Era o Teatro de Rua do Brasil, sendo antes, do Nordeste, de Pernambuco, do Recife, de Olinda, do Sertão e tantos outros rincões da sangrenta América Latina. O Teatro de Rua fervia (e ferve!). O MTP através do Festival de Teatro de Rua do Recife reunia inúmeros artistas e grupos que traziam, além das inúmeras formas, as deformas daquilo que se chama convencional, pois, para mim, até então, o teatro tinha caixa, cortina, coxia, silêncio, cadeira, ingresso, carimbo e permissão.
Ali, não! O Teatro de Rua revirava tudo pelo avesso. Não só pela disposição do espaço cênico (a rua: livre, solta, escancarada), mas por permitir e fazer do improviso o próprio espetáculo. Por transgredir o círculo e tantas outras geometrias.
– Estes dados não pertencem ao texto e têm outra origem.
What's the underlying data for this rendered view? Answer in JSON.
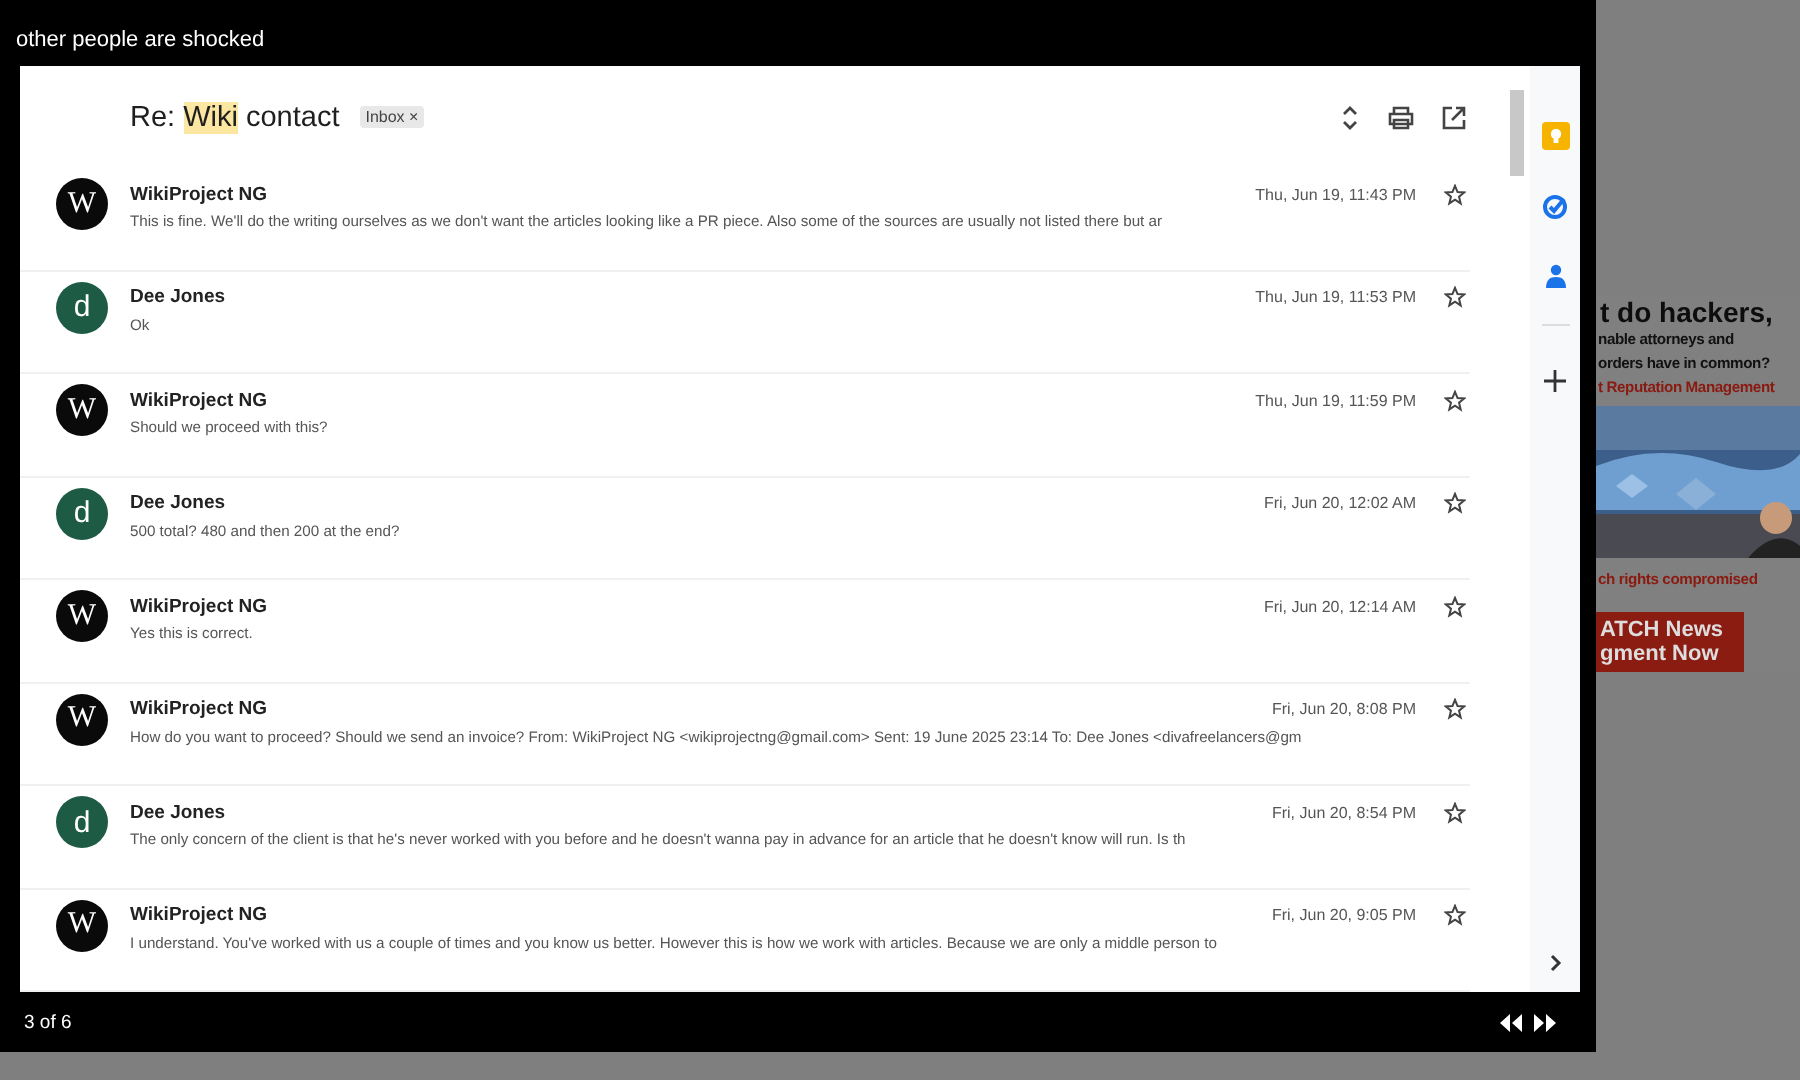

Por fazer do espectador o espec-ATOR e, por conseguinte, fazer do público um espetáculo mais bonito do que aquele que se pretendia apresentar.
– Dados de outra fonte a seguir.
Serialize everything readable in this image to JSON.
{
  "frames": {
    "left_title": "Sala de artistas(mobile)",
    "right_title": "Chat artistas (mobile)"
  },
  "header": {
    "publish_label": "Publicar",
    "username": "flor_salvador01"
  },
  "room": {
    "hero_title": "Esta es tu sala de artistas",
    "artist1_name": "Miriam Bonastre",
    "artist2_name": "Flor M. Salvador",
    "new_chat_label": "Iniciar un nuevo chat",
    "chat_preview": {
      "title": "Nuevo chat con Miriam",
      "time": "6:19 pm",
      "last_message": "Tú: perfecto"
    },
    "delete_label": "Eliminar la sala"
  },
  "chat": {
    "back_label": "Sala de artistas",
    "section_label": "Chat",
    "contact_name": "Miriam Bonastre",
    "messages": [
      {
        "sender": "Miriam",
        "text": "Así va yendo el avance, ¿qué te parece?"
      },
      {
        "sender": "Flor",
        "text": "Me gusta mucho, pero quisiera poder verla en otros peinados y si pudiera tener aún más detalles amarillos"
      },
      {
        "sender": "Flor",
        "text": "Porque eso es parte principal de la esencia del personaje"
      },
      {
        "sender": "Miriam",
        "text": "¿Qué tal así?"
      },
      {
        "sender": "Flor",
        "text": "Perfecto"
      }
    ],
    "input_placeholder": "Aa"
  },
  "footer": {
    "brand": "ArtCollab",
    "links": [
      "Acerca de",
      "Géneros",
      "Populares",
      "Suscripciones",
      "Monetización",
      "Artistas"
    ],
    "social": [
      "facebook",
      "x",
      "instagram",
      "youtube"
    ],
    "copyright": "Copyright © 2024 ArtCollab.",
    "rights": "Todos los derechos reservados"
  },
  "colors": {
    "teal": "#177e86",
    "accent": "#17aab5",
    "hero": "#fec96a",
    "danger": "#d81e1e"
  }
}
Digo isso porque o teatro pode ir à rua e não promovê-la, pode ir à rua e construir edifícios monumentais com paredes de aço e armaduras de fogo. Mas aquele teatro era permissivo: era do bêbado, da puta, do cachorro, do avião, do vento, da chuva, do escuro... era o teatro que carregava as intempéries do mundo.
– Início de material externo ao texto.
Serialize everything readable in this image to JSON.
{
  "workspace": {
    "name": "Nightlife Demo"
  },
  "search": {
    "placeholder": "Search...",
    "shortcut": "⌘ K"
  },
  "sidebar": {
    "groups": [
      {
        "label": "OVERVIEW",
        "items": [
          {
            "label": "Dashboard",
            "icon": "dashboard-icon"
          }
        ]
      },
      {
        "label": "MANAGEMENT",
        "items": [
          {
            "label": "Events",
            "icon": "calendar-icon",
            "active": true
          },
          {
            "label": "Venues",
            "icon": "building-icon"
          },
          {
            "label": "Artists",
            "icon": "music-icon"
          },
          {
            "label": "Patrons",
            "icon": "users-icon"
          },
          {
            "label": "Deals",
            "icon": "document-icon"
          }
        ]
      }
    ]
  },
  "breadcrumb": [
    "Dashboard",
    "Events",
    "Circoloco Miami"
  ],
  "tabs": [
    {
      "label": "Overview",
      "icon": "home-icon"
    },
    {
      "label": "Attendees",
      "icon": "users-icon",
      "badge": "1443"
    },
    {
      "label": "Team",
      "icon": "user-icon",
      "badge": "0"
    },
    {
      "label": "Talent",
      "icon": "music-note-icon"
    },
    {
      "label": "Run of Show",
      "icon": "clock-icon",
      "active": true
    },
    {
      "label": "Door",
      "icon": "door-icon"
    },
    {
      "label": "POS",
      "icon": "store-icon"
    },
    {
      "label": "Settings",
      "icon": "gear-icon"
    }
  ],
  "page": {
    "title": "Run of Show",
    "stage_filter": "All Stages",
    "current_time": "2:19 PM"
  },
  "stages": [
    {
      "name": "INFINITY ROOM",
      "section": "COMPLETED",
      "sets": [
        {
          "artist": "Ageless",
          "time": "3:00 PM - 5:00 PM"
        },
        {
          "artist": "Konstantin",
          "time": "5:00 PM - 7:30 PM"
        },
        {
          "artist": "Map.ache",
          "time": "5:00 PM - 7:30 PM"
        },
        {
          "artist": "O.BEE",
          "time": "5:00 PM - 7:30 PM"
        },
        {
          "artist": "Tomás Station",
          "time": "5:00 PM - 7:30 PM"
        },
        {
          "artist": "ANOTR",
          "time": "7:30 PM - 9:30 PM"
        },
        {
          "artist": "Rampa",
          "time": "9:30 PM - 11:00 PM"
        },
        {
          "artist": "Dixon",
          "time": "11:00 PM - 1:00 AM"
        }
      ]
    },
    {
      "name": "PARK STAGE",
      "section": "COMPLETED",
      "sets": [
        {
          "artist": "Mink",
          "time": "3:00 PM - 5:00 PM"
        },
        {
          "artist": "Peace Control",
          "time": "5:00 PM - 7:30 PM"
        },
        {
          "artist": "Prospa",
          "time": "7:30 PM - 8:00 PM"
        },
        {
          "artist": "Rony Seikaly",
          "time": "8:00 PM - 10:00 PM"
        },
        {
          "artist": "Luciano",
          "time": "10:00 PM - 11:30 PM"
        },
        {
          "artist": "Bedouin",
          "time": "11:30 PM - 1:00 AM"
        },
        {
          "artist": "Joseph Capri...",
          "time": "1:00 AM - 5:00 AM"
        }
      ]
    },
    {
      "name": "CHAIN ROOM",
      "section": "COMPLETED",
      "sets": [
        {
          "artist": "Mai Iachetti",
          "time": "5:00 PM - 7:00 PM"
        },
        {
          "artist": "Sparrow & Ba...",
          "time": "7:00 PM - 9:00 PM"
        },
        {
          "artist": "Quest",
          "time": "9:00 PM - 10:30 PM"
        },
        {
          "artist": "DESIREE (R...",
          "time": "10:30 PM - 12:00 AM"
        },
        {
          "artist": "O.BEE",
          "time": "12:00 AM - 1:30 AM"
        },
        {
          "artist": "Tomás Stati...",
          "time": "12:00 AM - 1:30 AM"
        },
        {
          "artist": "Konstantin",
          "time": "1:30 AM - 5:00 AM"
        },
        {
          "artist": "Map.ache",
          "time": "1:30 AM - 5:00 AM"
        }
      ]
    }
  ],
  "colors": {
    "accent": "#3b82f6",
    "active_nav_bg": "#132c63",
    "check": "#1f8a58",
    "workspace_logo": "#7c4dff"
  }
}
Enfim, em meio a tantos outros detalhes, descobri que aquele teatro era a própria Musa Urbana[3], a Musa das Ruas que, segundo João do Rio, viceja nos becos e rebenta nas praças, entre o barulho da populaça e a ânsia de todas as nevroses, é a Musa igualitária, a Musa-povo, que desfaz os fatos mais graves em lundus e cançonetas, é a única sem pretensões porque se renova como a própria vida.
[1] Integrante do Grupo Cafuringa. Licenciado em História pela Universidade Católica de Pernambuco e pós-graduado em Cultura Pernambucana pela Faculdade Frassinetti do Recife; e-mail: pablodantas03@hotmail.com
[2] "No início dos anos 80, surgem nos bairros periféricos do grande Recife, um grande número de grupos de Teatro Popular, motivados pela necessidade de levar uma mensagem conscientizadora, questionadora e libertadora ao povo (...) Alguns desses grupos surgiram da necessidade dos jovens criarem um movimento cultural em bairros onde não havia organização popular, como é o caso Despertar em Beberibe e do Colibri em Fosforita; outros surgiram a partir de grupos de jovens nas igrejas como o Teamu na Mustardinha e o Família (atual Arruaça) em Campo Grande; outros ainda, para reforçar e facilitar a mobilização em bairros que já tinham um bom nível de organização, como o Teimosinho e o Mais Um em Brasília Teimosa, o Vem Cá Vem Vê em Casa Amarela e o Babel no Coque. Em 1984, na Casa da Criança, Olinda, aconteceu o I Encontro Estadual de Teatro Popular, com a participação de onze grupos (...) o II Encontro (...) foi realizado em 1986, no Recife. Nesse momento já se delineava claramente a organização enquanto Movimento de Teatro Popular de Pernambuco, contabilizando dois anos de existência, (...) de base político cultural (...), contra o preconceito, as injustiças sociais e a opressão à classe trabalhadora (...) sem vínculos com órgãos públicos e privados". (Cf. Chegou, Chegou! O Teatro Popular. Informativo do Movimento de Teatro Popular de Pernambuco – MTP. Acervo da Feteape).
[3] Expressão extraída da crônica A MUSA DAS RUAS de João do Rio. Originalmente publicado como artigo na revista Kosmos do Rio de Janeiro, a.2, nº 8, ago. 1905, com o título "A Musa urbana".